Commentary: Amendment not needed

Chagrin Valley Times

June 27, 2019

Geauga County Probate and Juvenile Court Judge Timothy Grendell has been embroiled in a dispute with the Geauga Auditor’s Office about oversight of court spending.

The issue came to a head last year when Geauga Auditor Charles Walder questioned bills submitted by Judge Grendell’s court. Judge Grendell’s administrator, Kimberly Laurie, says the county auditor delayed or denied the payment of more than 60 bills. She maintains that the court’s spending is legal, transparent and needs no oversight from the county auditor specifically for spending from proceeds of court fines and grants.

Ohio House Rep. William Seitz, R-Cincinnati, entered the picture when he proposed an amendment to House Bill 166 that would remove language from Ohio Revised Code section 319.16 requiring judges to submit evidentiary evidence when presenting bills to an auditor. Evidentiary evidence is defined as receipts, bills, invoices, copies of contracts and other such documents.

Last week, the Ohio Senate Committee removed the amendment by Rep. Seitz, a former colleague of Judge Grendell when he was serving in the House. Now, a letter from the Ohio Judicial Conference states that Judge Grendell worked with state Auditor Keith Faber on additional language to protect the Ohio auditor’s authority to audit state courts. HB 166 Conference Committee could consider this revised amendment.

This situation is getting out of hand and should be worked out on the local level with cool heads prevailing. Our concern with Rep. Seitz’s amendment is that it could remove vital safeguards that protect Ohio taxpayers’ dollars now and for years to come.

Besides the Ohio Judicial Conference, we have not seen any significant statewide support for this proposed amendment.

But we have seen much local opposition.

Geauga Treasurer Christopher Hitchcock stated in a letter to the Ohio Senate Finance Committee that the amendment addresses a problem that does not exist. The change would “turn court orders into blank checks for limitless spending,” he said.

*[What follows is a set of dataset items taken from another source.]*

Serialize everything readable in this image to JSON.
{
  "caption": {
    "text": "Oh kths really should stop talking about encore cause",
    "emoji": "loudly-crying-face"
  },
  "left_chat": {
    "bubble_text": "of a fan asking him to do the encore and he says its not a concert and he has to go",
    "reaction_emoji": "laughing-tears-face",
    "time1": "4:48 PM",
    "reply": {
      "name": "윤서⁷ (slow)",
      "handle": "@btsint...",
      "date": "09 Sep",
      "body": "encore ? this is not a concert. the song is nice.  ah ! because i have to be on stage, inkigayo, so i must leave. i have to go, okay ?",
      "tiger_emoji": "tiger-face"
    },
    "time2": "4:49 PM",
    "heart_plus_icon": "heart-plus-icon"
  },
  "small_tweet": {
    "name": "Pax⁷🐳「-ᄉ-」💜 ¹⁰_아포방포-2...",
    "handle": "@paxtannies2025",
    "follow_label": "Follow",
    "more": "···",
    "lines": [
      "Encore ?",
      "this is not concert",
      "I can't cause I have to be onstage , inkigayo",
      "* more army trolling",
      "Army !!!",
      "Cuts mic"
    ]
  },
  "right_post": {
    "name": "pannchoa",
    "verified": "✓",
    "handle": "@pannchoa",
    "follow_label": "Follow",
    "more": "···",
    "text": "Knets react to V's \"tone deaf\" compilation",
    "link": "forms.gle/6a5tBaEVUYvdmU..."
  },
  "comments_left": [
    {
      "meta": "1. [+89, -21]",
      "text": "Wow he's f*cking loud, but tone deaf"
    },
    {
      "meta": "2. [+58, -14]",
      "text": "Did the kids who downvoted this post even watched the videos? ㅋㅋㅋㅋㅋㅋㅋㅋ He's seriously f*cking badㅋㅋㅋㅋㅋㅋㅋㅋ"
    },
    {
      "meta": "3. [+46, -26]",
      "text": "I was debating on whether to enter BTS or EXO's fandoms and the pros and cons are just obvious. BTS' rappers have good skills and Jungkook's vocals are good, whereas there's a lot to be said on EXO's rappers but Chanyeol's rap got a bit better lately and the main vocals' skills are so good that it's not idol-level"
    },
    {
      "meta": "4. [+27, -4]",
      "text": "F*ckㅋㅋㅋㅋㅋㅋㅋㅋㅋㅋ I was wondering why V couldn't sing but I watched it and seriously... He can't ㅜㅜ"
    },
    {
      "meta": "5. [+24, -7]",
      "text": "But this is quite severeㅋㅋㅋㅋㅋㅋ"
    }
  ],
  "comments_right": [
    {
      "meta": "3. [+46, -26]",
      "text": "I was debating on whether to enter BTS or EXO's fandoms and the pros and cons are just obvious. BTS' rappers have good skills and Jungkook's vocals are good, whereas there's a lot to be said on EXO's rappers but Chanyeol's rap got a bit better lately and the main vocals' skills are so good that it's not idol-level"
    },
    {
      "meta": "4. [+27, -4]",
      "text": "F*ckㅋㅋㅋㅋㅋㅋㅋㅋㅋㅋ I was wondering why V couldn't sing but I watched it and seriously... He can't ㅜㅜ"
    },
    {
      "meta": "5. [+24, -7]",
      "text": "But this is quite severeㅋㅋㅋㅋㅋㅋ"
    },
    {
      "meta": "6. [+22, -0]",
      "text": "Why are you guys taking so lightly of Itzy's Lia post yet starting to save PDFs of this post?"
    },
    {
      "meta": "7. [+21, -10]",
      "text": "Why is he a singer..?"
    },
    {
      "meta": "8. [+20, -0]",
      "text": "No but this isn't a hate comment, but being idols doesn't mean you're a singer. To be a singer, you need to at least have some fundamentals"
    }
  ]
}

Alan Harold, Stark County auditor and president of the County Auditors’ Association of Ohio, said changing the law would erode the public’s trust.

In an opinion requested by the Geauga County Prosecutor’s Office, Ohio Attorney General Dave Yost upheld a county auditor’s role to oversee payments from the county treasury.

Not long ago, a former chief technology officer in Geauga was charged with embezzling $1.8 million of public funds. That case has made local officials vigilant about spending oversight on all levels.

Kate Jacob, chief compliance officer in the Geauga auditor’s office, must have had this in mind when she stated, “Our county experienced nine years of embezzlement. We would hope that all Geauga County officials would willingly comply with legal requirements.”

We are confounded why Judge Grendell’s court is pushing this issue so hard.

Just last month, Judge Grendell added the Geauga County Commissioners to the list of government officials that he claims have no authority to oversee court spending other than the money coming from the general fund.

County Administrator Gerald Morgan referred the matter to the prosecutor’s office and stated that until otherwise advised, commissioners will continue to follow practices in place.

Oversight is and should be a fact of life for all arms of government. Changing the state law in this case is not necessary and could be detrimental in the future.

As Mrs. Jacob stated, the county auditor’s office “has a duty under the law to protect the Geauga County treasury. No one is above the law.”